Lord Meren is sent home to rest but his sister arranges a family reunion instead. How many of these characters actually come from your own extended family? I recognized the majority from mine . This really makes Lord Meren into a human being rather than an historical personage. The series gets better with each book as I read them.

An impressive achievement, Dr. Robinson!

As an amateur student of Egyptology and one fascinated with the era of the Heretic King Akhenaten and his immediate successors, I must say that Lynda S. Robinson does more than any other author I've ever seen to bring the people, as well as the politics, of the time to clear and shining view.

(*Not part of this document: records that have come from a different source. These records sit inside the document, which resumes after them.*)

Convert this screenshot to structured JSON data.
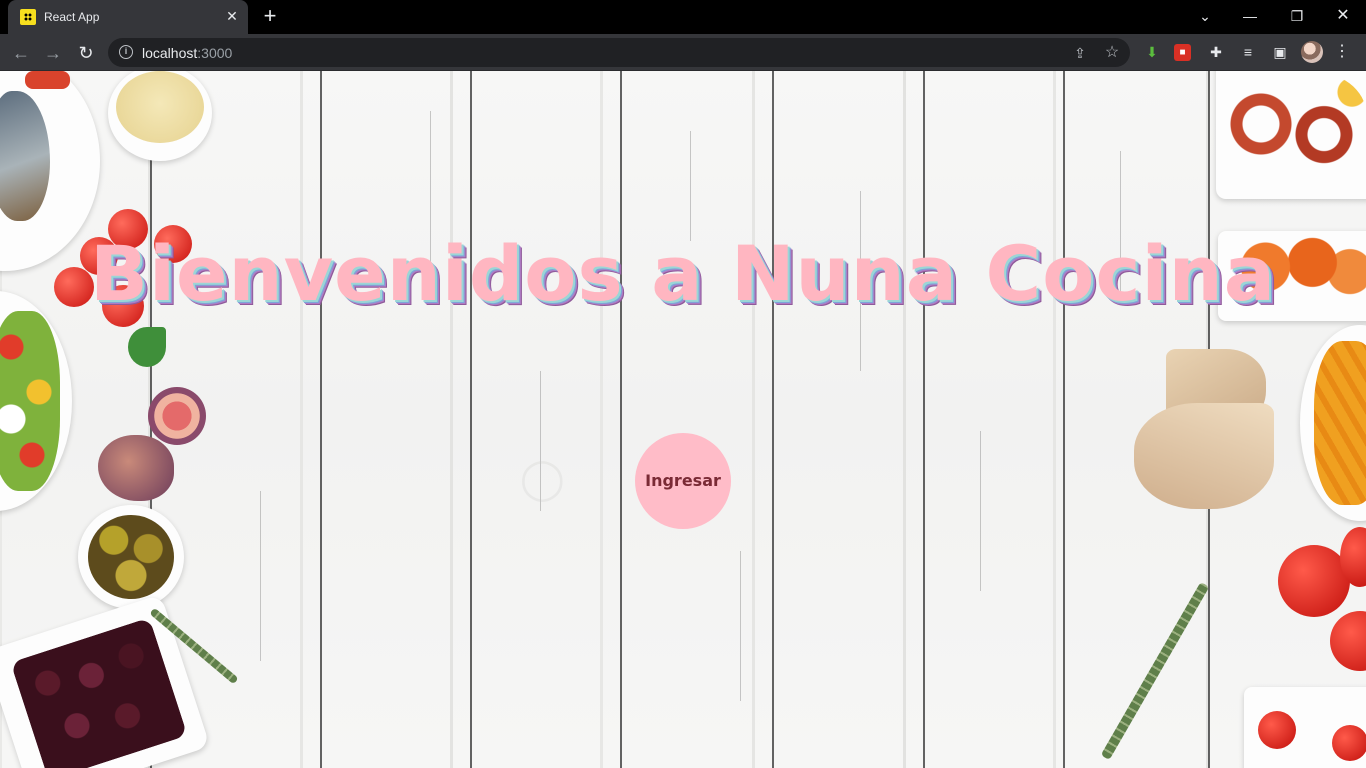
{
  "browser": {
    "tab_title": "React App",
    "url_host": "localhost",
    "url_port": ":3000"
  },
  "icons": {
    "favicon": "react-app-favicon",
    "back": "arrow-left-icon",
    "forward": "arrow-right-icon",
    "reload": "reload-icon",
    "info": "info-icon",
    "share": "share-icon",
    "bookmark": "star-icon",
    "extensions": "puzzle-icon",
    "media": "media-control-icon",
    "side_panel": "side-panel-icon",
    "menu": "kebab-menu-icon"
  },
  "page": {
    "headline": "Bienvenidos a Nuna Cocina",
    "enter_button": "Ingresar"
  },
  "colors": {
    "headline": "#ffb6c1",
    "button_bg": "#ffbcc8",
    "button_text": "#7a2a35"
  }
}
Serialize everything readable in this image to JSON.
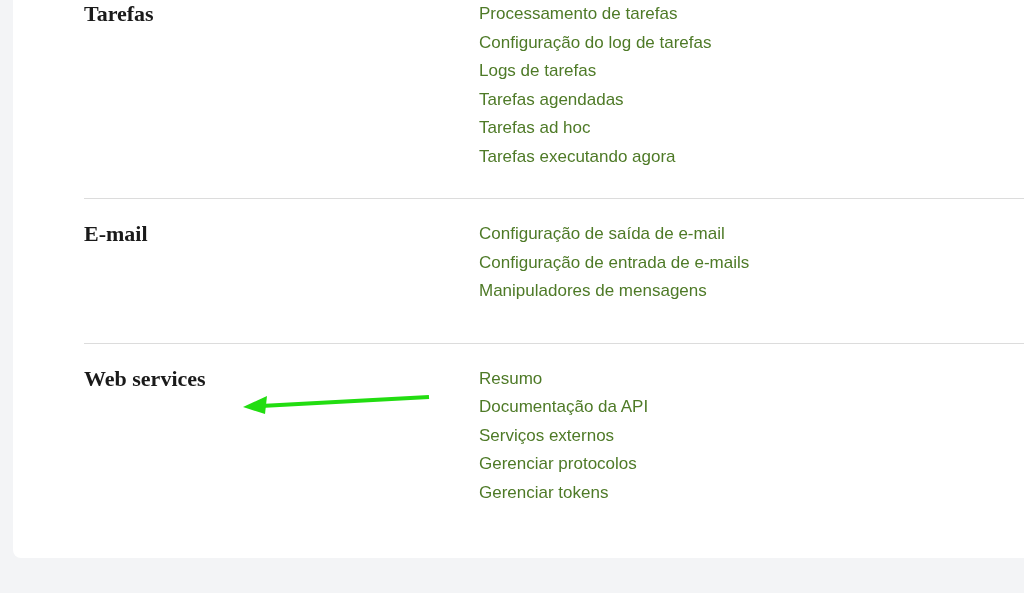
{
  "sections": [
    {
      "title": "Tarefas",
      "links": [
        "Processamento de tarefas",
        "Configuração do log de tarefas",
        "Logs de tarefas",
        "Tarefas agendadas",
        "Tarefas ad hoc",
        "Tarefas executando agora"
      ]
    },
    {
      "title": "E-mail",
      "links": [
        "Configuração de saída de e-mail",
        "Configuração de entrada de e-mails",
        "Manipuladores de mensagens"
      ]
    },
    {
      "title": "Web services",
      "links": [
        "Resumo",
        "Documentação da API",
        "Serviços externos",
        "Gerenciar protocolos",
        "Gerenciar tokens"
      ]
    }
  ]
}
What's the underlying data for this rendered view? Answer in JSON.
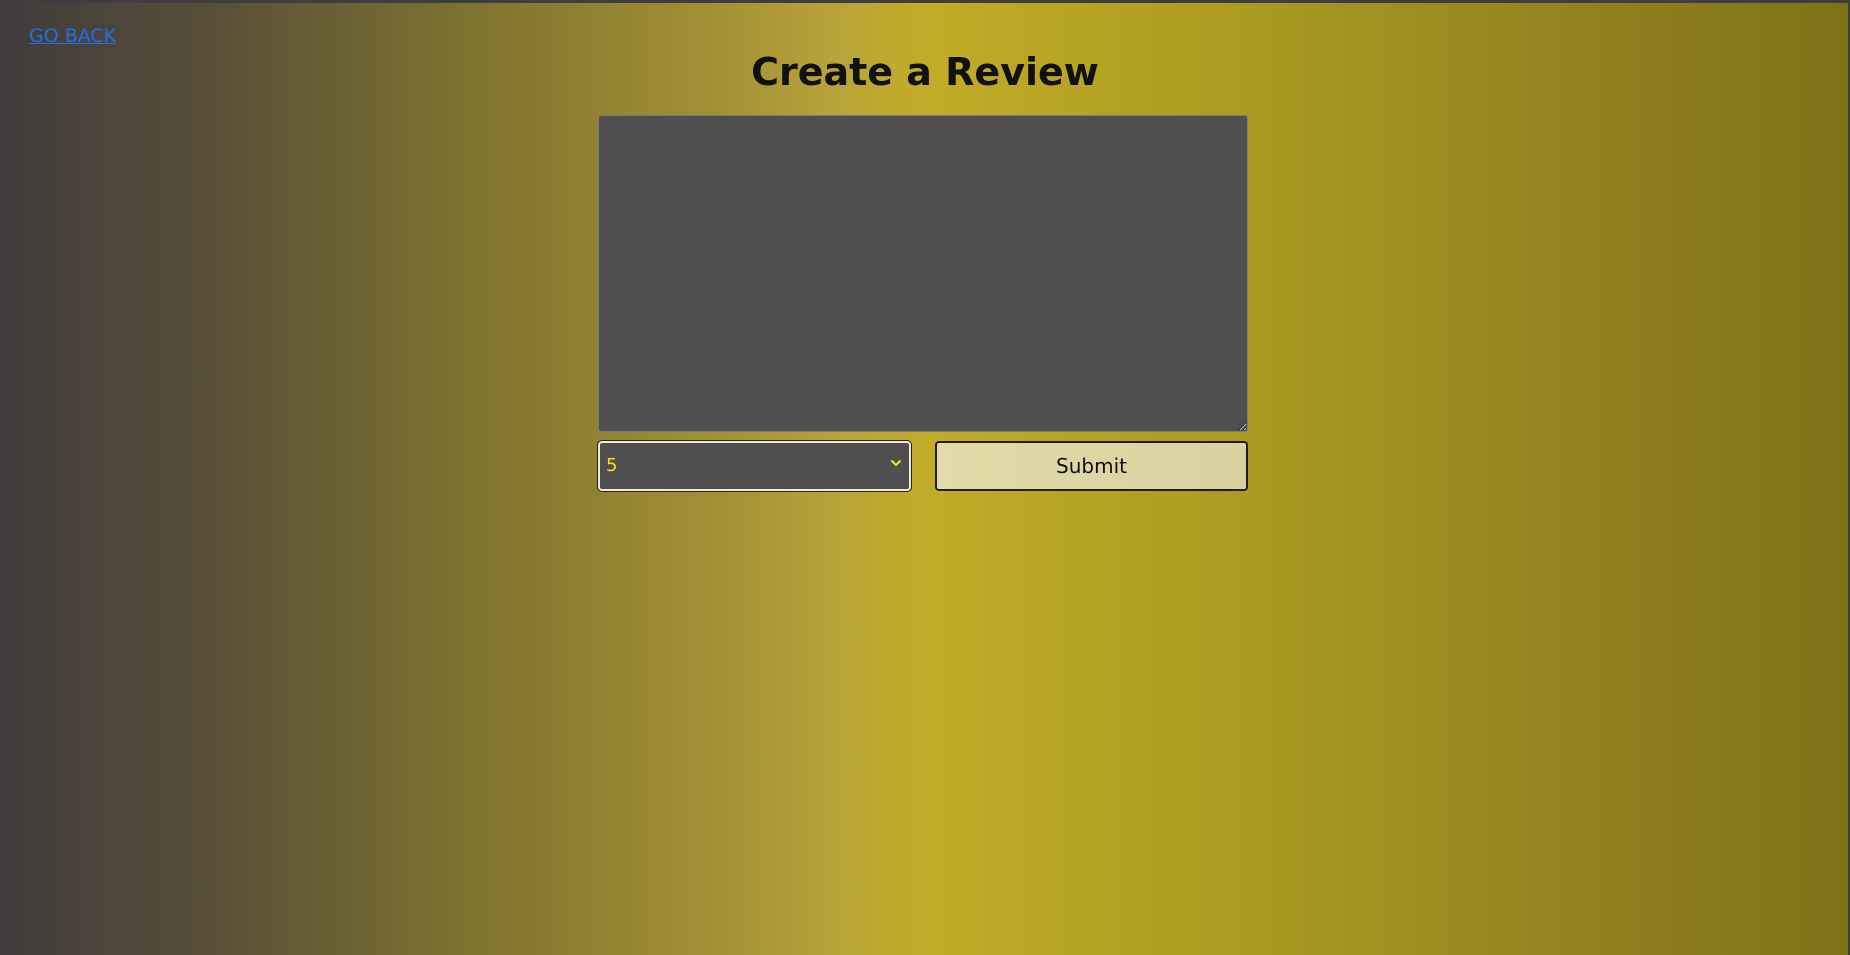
{
  "nav": {
    "go_back_label": "GO BACK"
  },
  "page": {
    "title": "Create a Review"
  },
  "form": {
    "review_text": "",
    "rating": {
      "selected": "5"
    },
    "submit_label": "Submit"
  },
  "colors": {
    "link": "#1f6fe6",
    "field_bg": "#4f4f4f",
    "rating_text": "#f3e21b",
    "submit_bg": "#e3dba6",
    "gradient_left": "#403b3c",
    "gradient_mid": "#c3ac27",
    "gradient_right": "#7e7217"
  },
  "icons": {
    "select_arrow": "chevron-down-icon"
  }
}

It is so easy to reduce the Egyptian civilization to a few gods, a few mummies, and a bunch of stone edifices, but Dr. Robinson has a gift for turning faces and names into real people, not so different from us. (Her description of Lord Meren's Feast of Rejoicing will have many people ruefully remembering their last family reunion or holiday gathering.) The only, *only* nitpick I have with her interpretation is the way she portrays the Great Royal Wife Ankhesenamun as being antagonistic toward her husband, Tutankhamun, but since she's the Egyptologist, I defer to her better judgment. :)

Murder in Ancient Egypt

As far as Lord Meren is concerned, there is not much reason for rejoicing in this entry in Lynda S. Robinson's series of mysteries set in ancient Egypt. The Egyptian noble, the "Eyes and Ears of Pharaoh," has planned a visit to his country estate, away from prying eyes at court. The visit is intended to be a well-earned vacation as well as a smoke screen for an unenviable task - that of moving the mummified bodies of royal relations of the present Pharaoh Tutankhamun to a new temple, where their ka, their spirit, will again lie undisturbed. To cover the seriousness of this mission, one that Tutankhamun's enemies would like to discover, Meren has his son Kysen superintend the transfer while he prepares for a quiet trip to the country. That is the plan. What transpires is far from the intent of a simple visit home, as Meren is soon forced to assume his role as Pharaoh's special agent and solve another mystery, this one very close to home. Robinson's command of her setting (she has a Ph.D. in Anthropology, with an emphasis in Archeology) enables her books to be splendid visual settings as well as rousing good suspense stories. In this entry readers are treated to the intimate details of the running of a Egyptian noble's great estate, and to more of the social customs of the upper class -- some of whom have more class than others. The unveiling of the culprit seems obvious, then another murder is committed, and more death occurs before Meren finds himself face to face with treachery and deceit, two traits that seem to go hand in hand during Tutankhamun's reign. Readers can expect nothing to ever be as it seems in Meren's world, which should keep bookshelves stocked with Robinson's books for some time to come.